Energy suppliers divided: Views clash on price cap implementation

Energy firms have expressed opposing views on the effectiveness and necessity of the price cap, with some advocating for its sustainability and others calling for fundamental regulatory reforms

The boss of Octopus, Greg Jackson, has expressed his support for the sustainability of the energy price cap in light of Ofgem’s financial resilience announcement.

Jackson believes that the price cap has been crucial in protecting consumers during the crisis and ensuring that the benefits of falling costs are passed on to customers.

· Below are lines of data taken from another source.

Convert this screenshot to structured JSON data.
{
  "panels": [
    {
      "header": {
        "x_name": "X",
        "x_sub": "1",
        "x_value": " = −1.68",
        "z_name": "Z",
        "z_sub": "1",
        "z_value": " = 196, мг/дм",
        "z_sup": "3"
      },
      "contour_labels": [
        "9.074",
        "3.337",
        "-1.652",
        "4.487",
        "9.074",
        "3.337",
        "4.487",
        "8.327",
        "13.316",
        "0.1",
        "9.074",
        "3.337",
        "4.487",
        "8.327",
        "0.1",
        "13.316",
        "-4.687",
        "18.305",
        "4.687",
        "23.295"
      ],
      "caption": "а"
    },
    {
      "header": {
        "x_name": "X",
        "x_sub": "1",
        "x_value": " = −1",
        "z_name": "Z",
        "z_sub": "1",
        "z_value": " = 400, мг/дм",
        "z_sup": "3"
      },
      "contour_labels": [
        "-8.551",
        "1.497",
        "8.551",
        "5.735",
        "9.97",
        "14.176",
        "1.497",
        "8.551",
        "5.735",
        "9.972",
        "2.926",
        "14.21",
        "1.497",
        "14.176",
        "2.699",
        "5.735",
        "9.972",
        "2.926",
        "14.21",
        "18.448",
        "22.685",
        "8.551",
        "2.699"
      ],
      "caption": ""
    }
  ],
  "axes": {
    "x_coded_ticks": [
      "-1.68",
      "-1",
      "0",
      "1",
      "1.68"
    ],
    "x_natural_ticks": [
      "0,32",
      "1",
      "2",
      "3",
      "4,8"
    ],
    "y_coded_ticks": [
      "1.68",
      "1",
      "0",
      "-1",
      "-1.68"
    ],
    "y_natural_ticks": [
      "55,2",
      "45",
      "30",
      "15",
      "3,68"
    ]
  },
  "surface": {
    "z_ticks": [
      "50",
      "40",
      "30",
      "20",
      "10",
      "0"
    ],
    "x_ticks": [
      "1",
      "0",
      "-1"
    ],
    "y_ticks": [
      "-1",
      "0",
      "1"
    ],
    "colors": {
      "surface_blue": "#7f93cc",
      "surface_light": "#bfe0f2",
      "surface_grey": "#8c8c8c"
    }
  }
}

Jackson urges Ofgem to resist any pressure to increase the price cap, especially considering the potential challenges that could arise during the upcoming winter.

Greg Jackson, Chief Executive Officer and Founder of Octopus Energy commented: “Ofgem’s price cap has been critical in protecting consumers in the crisis and ensuring falling costs get passed on to customers.

“The coming winter could still be challenging and we want Ofgem to keep the price cap as low as possible by resisting pressure to increase it.”

On the other hand, Simon Oscroft, Co-Founder of So Energy, has called for fundamental regulatory reform of the retail market to address the current situation.

Oscroft argues that the existing price cap regime is “inadequate” and “inflexible”, making it difficult for remaining suppliers to offer competitively priced sustainable tariffs.

Simon Oscroft, Co-Founder of So Energy said: “Fundamental regulatory reform of the retail market is needed to reflect the new normal we now find ourselves in. The existing price cap regime is not fit for purpose.

“The price cap is too unwieldy and inflexible, making it harder for the suppliers left in the market to offer sustainably-priced competitive tariffs. There also needs to be permanent protection for those customers most in need.

“That’s why we are calling for a social tariff to protect the ~ten million customers on means-tested benefits.

“Alongside this, we need Ofgem’s ban on acquisition-only tariffs to remain in place. We need a fair market, and not a market that penalises customer loyalty, and incentivises suppliers to price cheap teaser tariffs at financially irresponsible levels.”